Se le tabelle non vengono create all'attivazione, controlla gli script SQL: un punto e virgola mancante o una sintassi incompatibile con il tuo database possono essere sufficienti a bloccare l'installazione. Disattiva e riattiva il modulo per riavviare la procedura una volta apportata la correzione.
Una buona abitudine: lavorare per piccole iterazioni. Modificare una sola cosa alla volta, poi testarla. Quando qualcosa non funziona, si sa immediatamente quale modifica ne è responsabile, mentre un gran numero di modifiche rende la diagnosi molto più difficile.
Domande frequenti
È obbligatorio utilizzare il Module Builder?
No, puoi scrivere tutto a mano copiando il modello del descrittore. Tuttavia, a partire da Dolibarr 9, il Module Builder è il metodo consigliato: genera codice pulito e conforme, ti fa risparmiare tempo prezioso e riduce gli errori. Puoi poi modificare manualmente i file generati.
Dove devo posizionare il mio modulo: nella directory personalizzata o nella directory principale?
Per un modulo esterno, posizionarlo sempre in htdocs/custom/ . La directory principale è riservata ai moduli destinati a diventare moduli core ufficiali di Dolibarr. La directory custom garantisce la separazione dal core.
Il mio modulo resisterà agli aggiornamenti di Dolibarr?
Sì, a patto che tu rispetti la regola d'oro: non modificare mai il codice del kernel. Poiché il tuo modulo risiede in una directory separata e utilizza i meccanismi ufficiali (hook, trigger, descrittori), rimane compatibile con gli aggiornamenti di versione, a condizione che tu mantenga aggiornate le API.
Posso distribuire o vendere il mio modulo?
Certamente. Molti moduli di terze parti, sia gratuiti che a pagamento, sono disponibili sul marketplace ufficiale. Assicurati solo di rispettare la licenza di Dolibarr e di fornire una documentazione chiara e le traduzioni necessarie.
Conclusione
Creare un modulo Dolibarr personalizzato è semplice. Grazie al Module Builder , la struttura di base viene generata in pochi clic, lasciandoti il compito di personalizzare il descrittore, dichiarare permessi e menu e definire i tuoi oggetti di business.
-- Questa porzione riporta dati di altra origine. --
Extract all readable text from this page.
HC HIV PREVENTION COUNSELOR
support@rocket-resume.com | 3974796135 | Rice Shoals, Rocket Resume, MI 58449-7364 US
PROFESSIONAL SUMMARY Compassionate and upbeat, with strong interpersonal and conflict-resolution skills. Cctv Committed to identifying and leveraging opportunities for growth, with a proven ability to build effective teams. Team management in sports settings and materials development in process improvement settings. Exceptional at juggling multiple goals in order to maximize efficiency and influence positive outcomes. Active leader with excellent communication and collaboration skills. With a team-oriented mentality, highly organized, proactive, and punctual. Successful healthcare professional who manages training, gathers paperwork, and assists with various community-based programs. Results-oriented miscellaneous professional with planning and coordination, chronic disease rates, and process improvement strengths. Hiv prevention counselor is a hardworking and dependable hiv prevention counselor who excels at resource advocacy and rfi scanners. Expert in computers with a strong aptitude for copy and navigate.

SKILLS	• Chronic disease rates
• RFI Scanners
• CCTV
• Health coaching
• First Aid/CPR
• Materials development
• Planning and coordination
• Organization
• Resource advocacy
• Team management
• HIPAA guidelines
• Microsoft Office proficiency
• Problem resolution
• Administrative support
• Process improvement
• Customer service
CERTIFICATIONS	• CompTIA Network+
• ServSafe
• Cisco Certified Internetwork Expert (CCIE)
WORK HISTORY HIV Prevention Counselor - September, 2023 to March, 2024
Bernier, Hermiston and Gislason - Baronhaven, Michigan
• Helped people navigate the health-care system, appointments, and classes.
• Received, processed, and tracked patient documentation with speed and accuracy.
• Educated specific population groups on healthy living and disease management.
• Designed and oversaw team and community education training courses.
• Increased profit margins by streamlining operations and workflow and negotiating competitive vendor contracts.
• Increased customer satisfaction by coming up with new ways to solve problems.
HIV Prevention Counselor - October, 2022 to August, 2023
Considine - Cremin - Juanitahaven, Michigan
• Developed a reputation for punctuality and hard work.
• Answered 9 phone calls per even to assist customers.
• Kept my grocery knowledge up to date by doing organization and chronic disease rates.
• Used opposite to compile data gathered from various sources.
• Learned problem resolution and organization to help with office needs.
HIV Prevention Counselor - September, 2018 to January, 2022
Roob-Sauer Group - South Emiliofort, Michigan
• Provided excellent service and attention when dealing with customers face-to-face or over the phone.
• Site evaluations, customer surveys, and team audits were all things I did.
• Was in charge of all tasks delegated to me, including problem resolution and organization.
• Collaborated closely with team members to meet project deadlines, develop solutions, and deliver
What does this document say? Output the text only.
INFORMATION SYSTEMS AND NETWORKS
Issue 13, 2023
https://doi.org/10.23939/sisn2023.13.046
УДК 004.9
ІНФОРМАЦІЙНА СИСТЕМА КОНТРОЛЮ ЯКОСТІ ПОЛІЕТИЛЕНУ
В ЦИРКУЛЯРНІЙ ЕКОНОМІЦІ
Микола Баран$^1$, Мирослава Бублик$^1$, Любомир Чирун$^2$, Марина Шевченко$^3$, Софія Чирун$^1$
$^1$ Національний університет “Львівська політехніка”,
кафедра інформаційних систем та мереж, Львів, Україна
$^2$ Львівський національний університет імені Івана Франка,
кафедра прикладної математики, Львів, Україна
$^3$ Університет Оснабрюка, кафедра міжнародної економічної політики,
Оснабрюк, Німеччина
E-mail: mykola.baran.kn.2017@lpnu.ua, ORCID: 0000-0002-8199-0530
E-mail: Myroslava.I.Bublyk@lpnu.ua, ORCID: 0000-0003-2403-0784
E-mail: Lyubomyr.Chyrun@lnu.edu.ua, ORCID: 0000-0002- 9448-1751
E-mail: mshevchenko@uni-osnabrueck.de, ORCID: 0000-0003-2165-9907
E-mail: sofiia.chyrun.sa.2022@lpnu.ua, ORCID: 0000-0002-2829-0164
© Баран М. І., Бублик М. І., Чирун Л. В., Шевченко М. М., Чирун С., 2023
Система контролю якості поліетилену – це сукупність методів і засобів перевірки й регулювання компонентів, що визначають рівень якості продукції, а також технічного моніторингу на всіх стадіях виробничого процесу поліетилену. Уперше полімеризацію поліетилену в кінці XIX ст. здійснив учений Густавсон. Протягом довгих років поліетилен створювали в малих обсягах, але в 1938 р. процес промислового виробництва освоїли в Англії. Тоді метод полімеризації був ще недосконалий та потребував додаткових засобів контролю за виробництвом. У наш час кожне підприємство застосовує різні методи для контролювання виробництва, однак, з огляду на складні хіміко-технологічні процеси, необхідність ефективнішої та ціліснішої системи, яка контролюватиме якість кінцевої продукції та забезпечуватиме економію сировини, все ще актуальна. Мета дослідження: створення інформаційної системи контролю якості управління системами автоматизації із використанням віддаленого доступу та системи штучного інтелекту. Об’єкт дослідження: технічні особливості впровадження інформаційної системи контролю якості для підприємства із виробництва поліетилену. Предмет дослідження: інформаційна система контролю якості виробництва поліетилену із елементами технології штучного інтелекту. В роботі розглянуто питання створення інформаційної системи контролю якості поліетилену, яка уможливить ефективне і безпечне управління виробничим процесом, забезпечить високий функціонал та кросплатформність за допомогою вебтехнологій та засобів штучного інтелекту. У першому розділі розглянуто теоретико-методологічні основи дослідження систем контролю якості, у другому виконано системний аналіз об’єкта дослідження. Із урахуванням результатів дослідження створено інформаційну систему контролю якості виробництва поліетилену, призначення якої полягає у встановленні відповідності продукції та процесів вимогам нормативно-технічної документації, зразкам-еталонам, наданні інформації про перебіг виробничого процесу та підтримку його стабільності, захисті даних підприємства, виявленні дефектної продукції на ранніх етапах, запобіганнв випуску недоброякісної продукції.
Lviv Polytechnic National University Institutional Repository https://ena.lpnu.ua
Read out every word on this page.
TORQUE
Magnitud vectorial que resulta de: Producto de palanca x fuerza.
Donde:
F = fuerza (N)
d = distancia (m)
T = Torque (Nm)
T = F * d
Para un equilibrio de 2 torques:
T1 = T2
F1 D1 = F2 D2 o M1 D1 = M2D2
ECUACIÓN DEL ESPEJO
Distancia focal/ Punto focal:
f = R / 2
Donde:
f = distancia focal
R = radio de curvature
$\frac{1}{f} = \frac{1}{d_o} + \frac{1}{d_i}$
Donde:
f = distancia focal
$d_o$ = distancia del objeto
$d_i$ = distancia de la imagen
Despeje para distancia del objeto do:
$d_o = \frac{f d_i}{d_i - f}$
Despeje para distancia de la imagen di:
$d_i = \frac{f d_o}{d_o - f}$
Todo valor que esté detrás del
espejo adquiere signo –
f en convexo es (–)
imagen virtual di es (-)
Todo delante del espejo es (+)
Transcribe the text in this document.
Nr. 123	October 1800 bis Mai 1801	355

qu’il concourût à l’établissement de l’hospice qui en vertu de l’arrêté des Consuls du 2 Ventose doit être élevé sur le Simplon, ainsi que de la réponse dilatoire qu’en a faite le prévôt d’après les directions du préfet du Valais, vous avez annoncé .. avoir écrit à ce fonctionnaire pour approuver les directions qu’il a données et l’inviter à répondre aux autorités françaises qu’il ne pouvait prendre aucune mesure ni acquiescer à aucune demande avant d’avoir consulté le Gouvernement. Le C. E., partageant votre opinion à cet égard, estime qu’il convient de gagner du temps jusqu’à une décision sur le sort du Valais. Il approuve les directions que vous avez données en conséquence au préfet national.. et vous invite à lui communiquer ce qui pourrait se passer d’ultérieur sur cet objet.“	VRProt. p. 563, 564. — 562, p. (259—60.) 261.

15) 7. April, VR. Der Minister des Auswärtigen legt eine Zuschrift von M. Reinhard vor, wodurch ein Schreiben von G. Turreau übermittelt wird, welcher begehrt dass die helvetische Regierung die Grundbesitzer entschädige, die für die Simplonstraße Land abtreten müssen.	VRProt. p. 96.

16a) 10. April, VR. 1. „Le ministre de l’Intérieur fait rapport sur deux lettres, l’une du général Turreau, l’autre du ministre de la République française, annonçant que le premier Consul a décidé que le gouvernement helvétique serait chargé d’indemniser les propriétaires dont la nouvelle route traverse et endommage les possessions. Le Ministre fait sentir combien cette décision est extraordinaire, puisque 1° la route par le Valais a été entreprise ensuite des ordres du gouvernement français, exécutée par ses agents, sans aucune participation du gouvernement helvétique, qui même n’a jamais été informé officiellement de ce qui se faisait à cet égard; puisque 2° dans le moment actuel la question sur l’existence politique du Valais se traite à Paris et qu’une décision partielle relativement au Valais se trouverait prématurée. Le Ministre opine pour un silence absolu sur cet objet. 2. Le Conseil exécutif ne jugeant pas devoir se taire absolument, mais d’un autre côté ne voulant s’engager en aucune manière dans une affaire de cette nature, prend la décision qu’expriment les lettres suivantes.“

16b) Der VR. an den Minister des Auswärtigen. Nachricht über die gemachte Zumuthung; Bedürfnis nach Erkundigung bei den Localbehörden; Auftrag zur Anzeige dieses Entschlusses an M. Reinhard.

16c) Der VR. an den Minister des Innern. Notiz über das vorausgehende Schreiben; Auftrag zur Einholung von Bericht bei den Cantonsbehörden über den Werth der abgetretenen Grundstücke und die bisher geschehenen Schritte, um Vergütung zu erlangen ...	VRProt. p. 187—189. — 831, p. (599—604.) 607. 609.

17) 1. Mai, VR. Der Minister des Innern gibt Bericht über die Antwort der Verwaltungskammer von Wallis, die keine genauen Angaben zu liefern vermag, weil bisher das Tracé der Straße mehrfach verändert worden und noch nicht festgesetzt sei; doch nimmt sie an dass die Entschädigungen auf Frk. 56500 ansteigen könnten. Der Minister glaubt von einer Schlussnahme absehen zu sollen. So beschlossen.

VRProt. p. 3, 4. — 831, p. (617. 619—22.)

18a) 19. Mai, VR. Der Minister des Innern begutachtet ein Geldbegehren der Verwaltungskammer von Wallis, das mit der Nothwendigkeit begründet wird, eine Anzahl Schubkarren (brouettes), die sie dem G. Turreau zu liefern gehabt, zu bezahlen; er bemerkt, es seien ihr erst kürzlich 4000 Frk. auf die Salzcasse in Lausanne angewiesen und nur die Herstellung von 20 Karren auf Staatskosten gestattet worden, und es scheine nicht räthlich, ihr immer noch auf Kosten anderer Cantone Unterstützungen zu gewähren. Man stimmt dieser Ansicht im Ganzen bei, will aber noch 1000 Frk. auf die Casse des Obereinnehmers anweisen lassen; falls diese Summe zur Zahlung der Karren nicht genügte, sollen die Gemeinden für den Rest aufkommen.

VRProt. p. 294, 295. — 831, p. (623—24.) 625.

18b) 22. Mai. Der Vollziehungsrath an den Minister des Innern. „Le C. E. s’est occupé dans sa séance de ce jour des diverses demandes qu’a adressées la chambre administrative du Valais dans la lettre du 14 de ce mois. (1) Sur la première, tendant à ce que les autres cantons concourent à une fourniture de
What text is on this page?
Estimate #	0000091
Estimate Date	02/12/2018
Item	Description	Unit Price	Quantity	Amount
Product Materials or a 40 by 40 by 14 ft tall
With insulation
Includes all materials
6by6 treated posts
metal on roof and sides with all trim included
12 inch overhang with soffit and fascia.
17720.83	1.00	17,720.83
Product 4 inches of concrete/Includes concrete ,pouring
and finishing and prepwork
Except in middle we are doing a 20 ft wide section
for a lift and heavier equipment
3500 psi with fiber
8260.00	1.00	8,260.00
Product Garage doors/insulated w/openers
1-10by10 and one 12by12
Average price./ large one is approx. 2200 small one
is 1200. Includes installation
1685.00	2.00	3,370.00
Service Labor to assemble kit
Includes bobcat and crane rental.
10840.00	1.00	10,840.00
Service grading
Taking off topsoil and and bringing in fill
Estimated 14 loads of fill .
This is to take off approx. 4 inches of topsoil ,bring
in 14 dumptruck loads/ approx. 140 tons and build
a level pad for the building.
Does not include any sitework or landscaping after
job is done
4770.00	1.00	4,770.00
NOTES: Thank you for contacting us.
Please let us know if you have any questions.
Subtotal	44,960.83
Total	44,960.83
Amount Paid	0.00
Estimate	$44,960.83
Seguendo i passaggi di questo tutorial, ora disponi di solide basi per la creazione di estensioni personalizzate.
Il punto di forza di questo approccio risiede nel rispetto che riserva al software: tutto il tuo lavoro rimane isolato nella directory personalizzata, protetto dagli aggiornamenti. Puoi adattare Dolibarr alle tue esigenze più complesse senza mai comprometterne la funzionalità a lungo termine.
Il modo migliore per progredire ora è fare pratica. Avvia il tuo ambiente di sviluppo, genera il tuo primo modulo, aggiungi un oggetto e un menu e inizia a esplorare gradualmente hook, trigger e API. Ogni modulo che creerai ti renderà più a tuo agio con l'architettura di Dolibarr e ti aprirà le porte a possibilità pressoché illimitate.